Living on the West End: Cotton-picking time, the 1930s

By Bill Shepard

August had arrived.

This was one of the town’s busiest times of the year. The tobacco warehouses in Darlington would be opening most any day now. Some of the merchants on the town square would be hiring additional help.

Wagonloads of the golden leaf would be moving to warehouses on South Main and nearby locations. The auctioneers would soon be heard as they moved along the floor, pile to pile, offering bids for the tobacco that lay in piles before them.

Something else was happening. The cotton fields around Darlington were beginning to show signs that cotton-picking time was here. This was one of my favorite times of the summer. I looked forward to this time each year and knew where the fields within walking distance of the village were located.

I had visited most of them each year since I was big enough to be hired to pull the white fluff from the boll. I really liked picking cotton and of course it was a way of earning my own spending money.

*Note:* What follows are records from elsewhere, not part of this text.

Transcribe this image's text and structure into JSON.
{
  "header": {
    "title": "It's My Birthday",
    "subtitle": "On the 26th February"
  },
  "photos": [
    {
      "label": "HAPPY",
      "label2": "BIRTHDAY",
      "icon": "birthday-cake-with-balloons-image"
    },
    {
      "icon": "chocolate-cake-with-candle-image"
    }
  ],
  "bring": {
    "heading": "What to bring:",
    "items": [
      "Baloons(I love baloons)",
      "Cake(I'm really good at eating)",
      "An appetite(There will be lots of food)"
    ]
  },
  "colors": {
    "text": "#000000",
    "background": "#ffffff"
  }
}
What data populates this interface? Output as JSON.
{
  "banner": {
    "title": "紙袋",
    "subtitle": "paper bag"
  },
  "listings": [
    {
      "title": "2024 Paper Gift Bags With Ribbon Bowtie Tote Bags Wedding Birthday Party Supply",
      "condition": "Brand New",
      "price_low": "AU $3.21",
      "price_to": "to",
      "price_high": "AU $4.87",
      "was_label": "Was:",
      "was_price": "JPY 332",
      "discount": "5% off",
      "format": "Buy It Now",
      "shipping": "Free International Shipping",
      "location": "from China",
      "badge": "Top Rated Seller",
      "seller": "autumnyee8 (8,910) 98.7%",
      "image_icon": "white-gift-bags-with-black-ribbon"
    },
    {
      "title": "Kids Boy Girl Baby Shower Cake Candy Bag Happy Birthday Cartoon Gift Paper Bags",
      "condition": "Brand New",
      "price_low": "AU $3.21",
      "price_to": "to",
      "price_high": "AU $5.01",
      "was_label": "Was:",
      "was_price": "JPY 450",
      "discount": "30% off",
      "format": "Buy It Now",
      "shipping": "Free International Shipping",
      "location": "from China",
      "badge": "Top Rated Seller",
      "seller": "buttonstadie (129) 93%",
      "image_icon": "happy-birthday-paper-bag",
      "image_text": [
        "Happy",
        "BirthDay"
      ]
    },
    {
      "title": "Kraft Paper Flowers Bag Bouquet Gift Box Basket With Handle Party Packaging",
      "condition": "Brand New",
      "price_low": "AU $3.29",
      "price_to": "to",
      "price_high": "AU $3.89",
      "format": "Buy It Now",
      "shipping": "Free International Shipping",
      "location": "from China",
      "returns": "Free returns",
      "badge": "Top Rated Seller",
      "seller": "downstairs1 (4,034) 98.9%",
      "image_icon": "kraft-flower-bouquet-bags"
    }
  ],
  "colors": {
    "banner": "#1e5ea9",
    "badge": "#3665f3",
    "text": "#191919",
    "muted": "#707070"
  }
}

At the first signs of the fields getting white, I would head to one of the farms nearest to the village.

Mr. and Mrs. Thomas Broach were sharecroppers on one of W.P. Law’s farms. The farm was located along the old Hartsville Road and just a mile, give or take a little, from my home on the village.

As soon as the word was spread that Mr. Broach was hiring pickers, the children from the village would go to the farm and apply for work. Mrs. Broach usually did the hiring and would visit the field often each day to make certain that cotton was being picked in a satisfying way.

If a picker was leaving bolls of cotton that were white and ready for harvest, she would call that person back to the spot and have them go over their row again. It was almost impossible to pick a row without leaving some behind, but Mrs. Broach was one hard boss lady!

She would visit the place where the large burlap sheets were spread and look at the cotton that had been spread on the sheets.

Each picker had their own sheet. If Mrs. Broach saw a sheet that had what she thought was too much trash in it, that picker would really be admonished to do better or be sent home.

Sometimes one would see entire families in the field picking cotton. The times of the late 1920s and early to mid-1930s, work was scarce, and farm work was one way that families could help support their needs. The farmers were also glad to have families helping to pick the cotton.

A large family together might pick 500 or 600 pounds a day. That was more than this writer would pick in a week. A family of pickers might earn as much as $5 in a day!

During those hard times, that amount kept the wolf from one’s door, but it didn’t stop him from howling from a distance!

I liked weighing time! Each evening near sundown, Mr. Broach would come to the field to weigh the cotton that had been picked that day. The sheets would have been tied and each picker was standing nearby.

Mr. Broach would have his scales and wooden horse with which he could lift the sheet of cotton.

The cotton being weighed, Mr. Broach would take his little black pad and write the name and the amount beside it. All of the sheets being weighed, the cotton would be loaded on a wagon and hauled to a barn, where it would stay until it was carried to a cotton gin in town.

Saturday was the day we all looked for!

That was payday. Mr. Broach would have all the pickers meet him on the steps of the old courthouse that stood in the center of the square in Darlington. The old courthouse, the one that had the dome on top! Anyone remember?

With his little black pad open, Mr. Broach would call a name and the amount each had earned. He would then count the money into the picker’s hand.

Being Saturday, a Western movie would be playing at the Liberty Theater across the street from the courthouse. After visiting Metropols Ice Cream Parlor, and purchasing a triple dip of cream for a nickel, I would head for the theater, where I would spend another dime of my hard-earned money to see one of my favorite cowboys chase down a whole bunch of cattle thieves and bring them to justice all by himself!

Those were the days of Hoot Gibson, Tim McCoy, Bob Steele, Buck Jones, Hopalong Cassidy and of course, John Wayne and others too many to name!